Open worlds and closed worlds. AI succeeds “to the extent that the worlds in which systems operate have been effectively closed.” A closed world is one in which the variables are known, the contingencies bounded, and a plan can specify the action in advance. Human practice always occurs in open worlds. The fundamental limitation of any AI system is not computational power but the necessary simplification that any representation imposes on the open world it represents.
The asymmetry of human-machine interaction. From the photocopier study to the large language model: the human brings her full social intelligence to every interaction, projecting understanding, intention, and reciprocity onto machine outputs that have none of these properties. The outputs of sufficiently sophisticated systems can sustain the projection across extended interactions, producing what feels like genuine intellectual partnership while the interpretive labor remains entirely on the human side. This asymmetry is the structural cause of the over-trust the cycle identifies as among AI’s deepest risks.
The sociomaterial assemblage. AI is not a thing but a configuration of hardware, training data, corporate decisions, interface designs, and user practices. Treating it as a coherent autonomous entity—even critically—conceals the specific decisions and structures that shape what it does and who benefits. Accountability requires disaggregating the assemblage: not “AI did X” but “this company, with this data, through this interface, produced this outcome for these users.”
The central debate Suchman’s work provokes concerns the relationship between lower-level and higher-level expertise—between what The Orange Pill calls ascending friction and what her framework identifies as a developmental dependency.
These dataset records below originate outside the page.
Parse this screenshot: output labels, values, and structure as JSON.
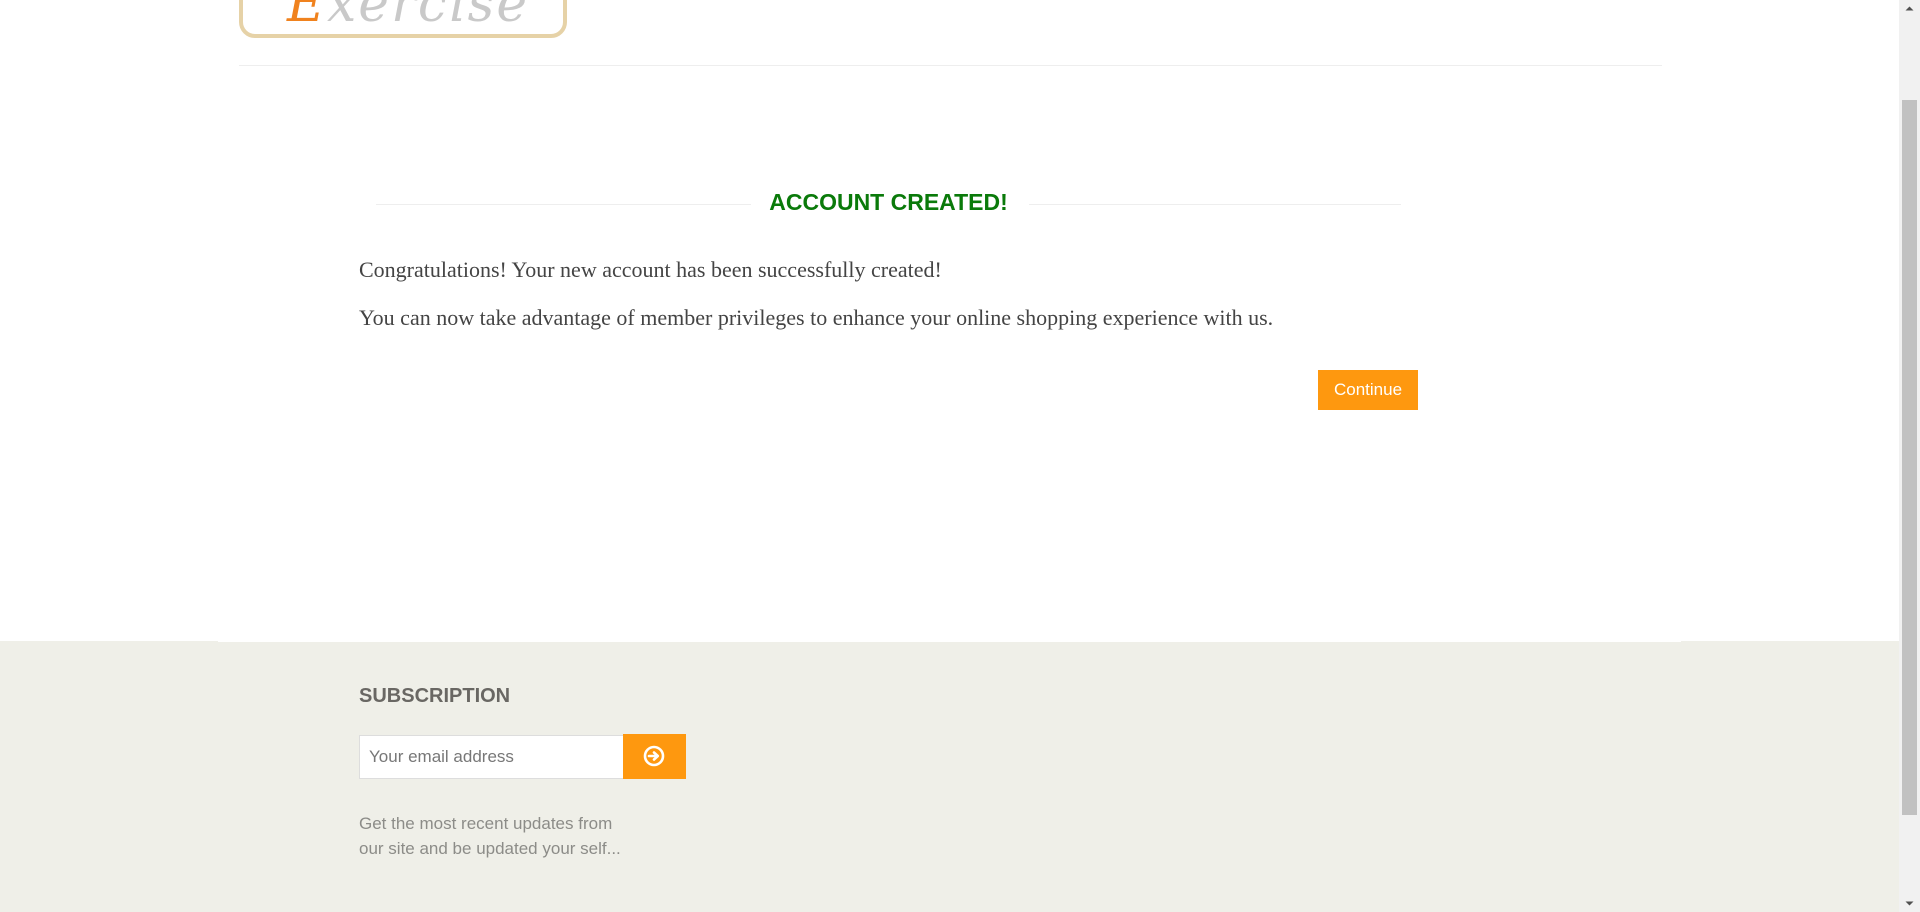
{
  "header": {
    "logo": {
      "text_first": "E",
      "text_rest": "xercise"
    }
  },
  "main": {
    "title": "ACCOUNT CREATED!",
    "message_1": "Congratulations! Your new account has been successfully created!",
    "message_2": "You can now take advantage of member privileges to enhance your online shopping experience with us.",
    "continue_label": "Continue"
  },
  "footer": {
    "subscription": {
      "title": "SUBSCRIPTION",
      "email_placeholder": "Your email address",
      "email_value": "",
      "button_icon": "arrow-circle-right-icon",
      "description_line_1": "Get the most recent updates from",
      "description_line_2": "our site and be updated your self..."
    }
  },
  "colors": {
    "accent": "#fe980f",
    "title_green": "#0a7a0a",
    "footer_bg": "#efefe8",
    "logo_border": "#e6d2a7"
  }
}
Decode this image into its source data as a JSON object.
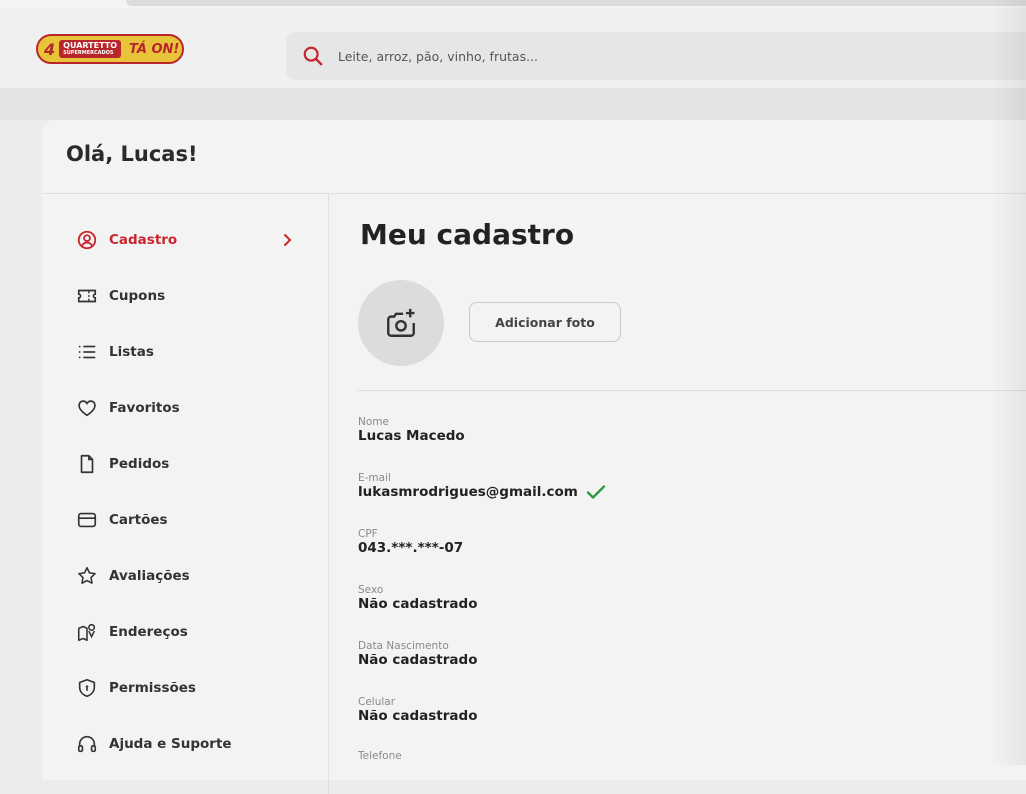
{
  "header": {
    "logo": {
      "number": "4",
      "brand_top": "QUARTETTO",
      "brand_bottom": "SUPERMERCADOS",
      "slogan": "TÁ ON!"
    },
    "search": {
      "placeholder": "Leite, arroz, pão, vinho, frutas..."
    }
  },
  "greeting": "Olá, Lucas!",
  "sidebar": {
    "items": [
      {
        "label": "Cadastro",
        "icon": "user-circle-icon",
        "active": true
      },
      {
        "label": "Cupons",
        "icon": "ticket-icon"
      },
      {
        "label": "Listas",
        "icon": "list-icon"
      },
      {
        "label": "Favoritos",
        "icon": "heart-icon"
      },
      {
        "label": "Pedidos",
        "icon": "document-icon"
      },
      {
        "label": "Cartões",
        "icon": "credit-card-icon"
      },
      {
        "label": "Avaliações",
        "icon": "star-icon"
      },
      {
        "label": "Endereços",
        "icon": "map-pin-icon"
      },
      {
        "label": "Permissões",
        "icon": "shield-icon"
      },
      {
        "label": "Ajuda e Suporte",
        "icon": "headset-icon"
      }
    ]
  },
  "profile": {
    "title": "Meu cadastro",
    "add_photo_label": "Adicionar foto",
    "fields": [
      {
        "label": "Nome",
        "value": "Lucas Macedo"
      },
      {
        "label": "E-mail",
        "value": "lukasmrodrigues@gmail.com",
        "verified": true
      },
      {
        "label": "CPF",
        "value": "043.***.***-07"
      },
      {
        "label": "Sexo",
        "value": "Não cadastrado"
      },
      {
        "label": "Data Nascimento",
        "value": "Não cadastrado"
      },
      {
        "label": "Celular",
        "value": "Não cadastrado"
      },
      {
        "label": "Telefone",
        "value": ""
      }
    ]
  },
  "colors": {
    "accent": "#c8262f",
    "verified": "#2e9a3e",
    "logo_yellow": "#e8c43a"
  }
}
Segal’s thesis is that AI frees practitioners to ascend to higher cognitive floors, where judgment and direction matter more than implementation. Suchman’s response, made with increasing specificity across her career, is that the higher floor was built from the lower one: the improvisational expertise that constitutes genuine judgment was forged through sustained engagement with implementation-level friction, and automating that friction before the practitioner has been shaped by it does not produce a freer and more capable person but a shallower one who lacks the situated knowledge that higher-level evaluation demands. A second debate concerns the question of AI consciousness: Suchman argues that the question “does the machine really understand?” is systematically misconceived, because understanding in her framework is not an inner state but a public achievement—a capacity to navigate the open world rather than a property detectable from inside the system. This aligns, from a different angle, with Wittgenstein’s private language argument and his insistence that meaning is use rather than inner reference. A third and most politically charged debate concerns her analysis of algorithmic targeting: critics argue that AI-assisted analysis is faster and more comprehensive than purely human intelligence work; Suchman responds that speed without situated judgment does not produce better decisions but faster ones whose errors are harder to catch and whose accountability has been dissolved into the machine.